Бурцеву стало тревожно. Есть подозрение, что вовсе не киношное лицедейство его окружает, а кое-что пореальней. Удручающе-давящая атмосфера странного табора слишком осязаема. Жутковатое здесь снималось кино. Кино без камер и режиссеров. Кино, где даже за кадром актеры играют ТАК… живут ТАК… Кино ли?!
Но какого тогда, спрашивается, здесь происходит? Не толкиенисты же и не члены клуба исторической реконструкции довели своих жен и детей до такого состояния, чтобы создать соответствующий антураж для очередных игрищ. И еще вопросик: куда подевались мужики? Кроме тех двух грозных типов с топорами, Василий пока их не видел. Но слышал отдаленный гомон мужских голосов.
Он обошел несколько телег. Ага, вот они, голубчики! Столпились у реки, обступили какого-то всадника и орут, орут почем зря. Приветствуют, что ли?

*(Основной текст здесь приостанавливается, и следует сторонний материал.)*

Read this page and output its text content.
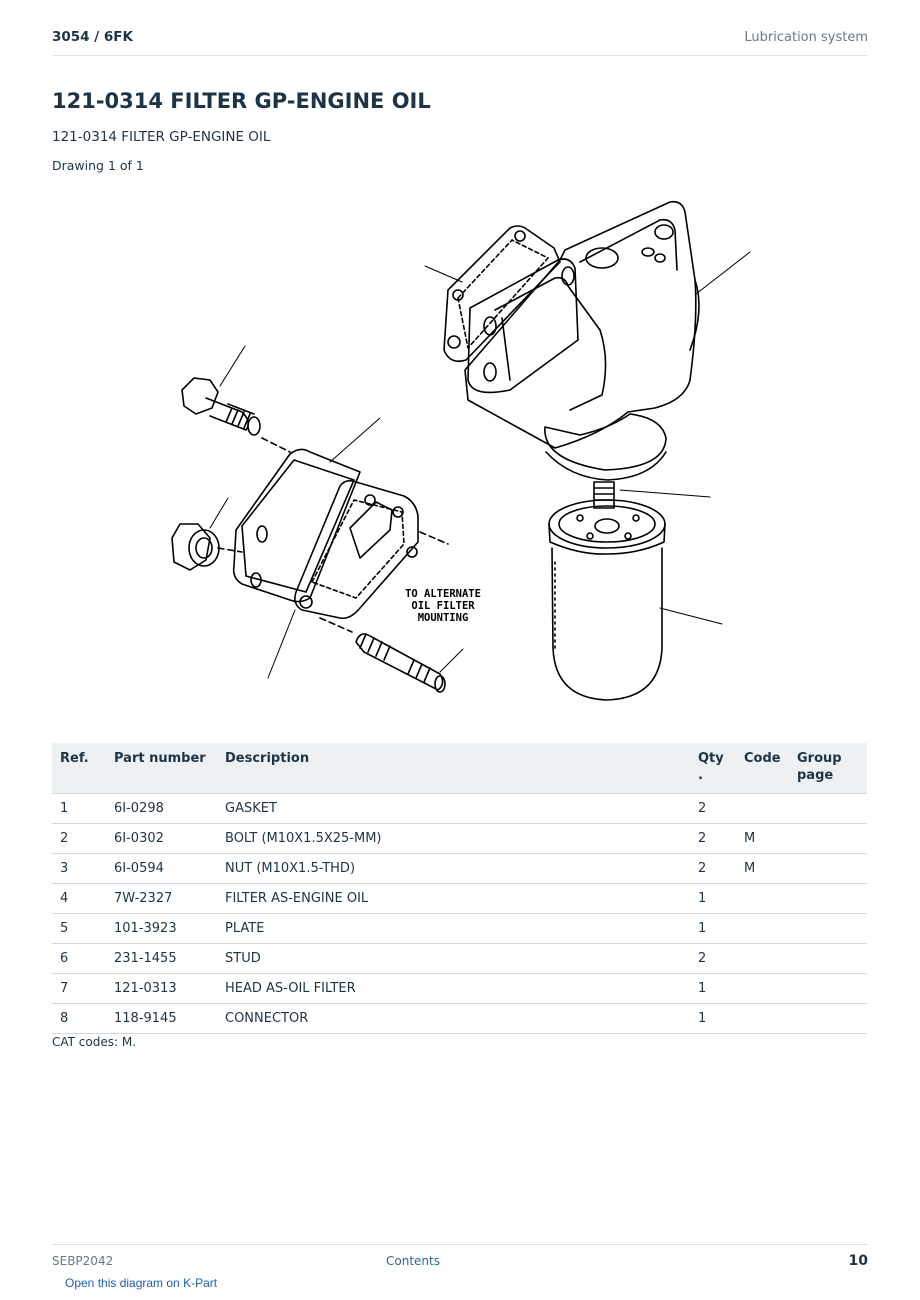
3054 / 6FK	Lubrication system
121-0314 FILTER GP-ENGINE OIL
121-0314 FILTER GP-ENGINE OIL
Drawing 1 of 1
TO ALTERNATE
OIL FILTER
MOUNTING
Ref.	Part number	Description	Qty .	Code	Group page
1	6I-0298	GASKET	2		
2	6I-0302	BOLT (M10X1.5X25-MM)	2	M	
3	6I-0594	NUT (M10X1.5-THD)	2	M	
4	7W-2327	FILTER AS-ENGINE OIL	1		
5	101-3923	PLATE	1		
6	231-1455	STUD	2		
7	121-0313	HEAD AS-OIL FILTER	1		
8	118-9145	CONNECTOR	1		
CAT codes: M.
SEBP2042	Contents	10
Open this diagram on K-Part
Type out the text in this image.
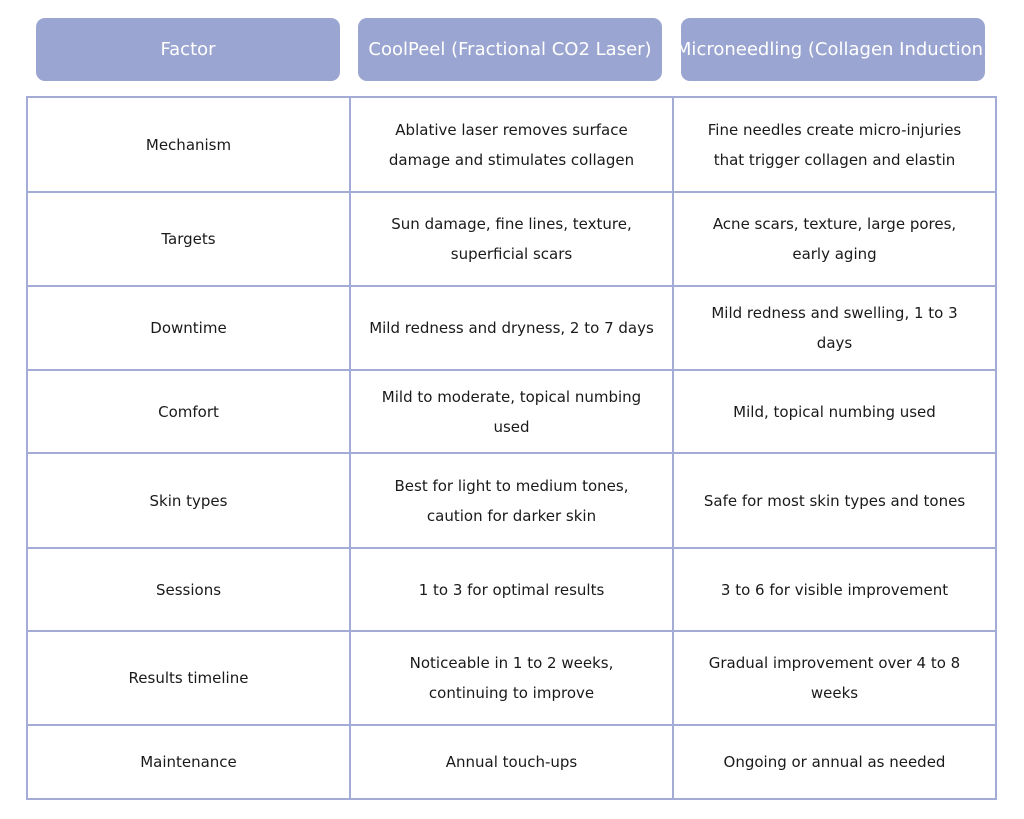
Factor	CoolPeel (Fractional CO2 Laser)	Microneedling (Collagen Induction)
Mechanism	Ablative laser removes surface damage and stimulates collagen	Fine needles create micro-injuries that trigger collagen and elastin
Targets	Sun damage, fine lines, texture, superficial scars	Acne scars, texture, large pores, early aging
Downtime	Mild redness and dryness, 2 to 7 days	Mild redness and swelling, 1 to 3 days
Comfort	Mild to moderate, topical numbing used	Mild, topical numbing used
Skin types	Best for light to medium tones, caution for darker skin	Safe for most skin types and tones
Sessions	1 to 3 for optimal results	3 to 6 for visible improvement
Results timeline	Noticeable in 1 to 2 weeks, continuing to improve	Gradual improvement over 4 to 8 weeks
Maintenance	Annual touch-ups	Ongoing or annual as needed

Простолюдины — вероятно, крестьяне-землепашцы, составляли подавляющее большинство шумного собрания. Но изредка среди грязных овчинок и волчьих полушубков мелькало железо: кольчуги, кожаные рубахи с нашитыми бляхами, стальные шлемы, копья, щиты, топоры, боевые цепы…
«Башня перехода», «Башня перехода», «Башня перехода», — упрямым дятлом стучало в голове. Бурцев начал догадываться о сути произошедшей перемены.
И догадки эти ему не нравились.
Глава 6
Бред! Сумасшествие! Безумие!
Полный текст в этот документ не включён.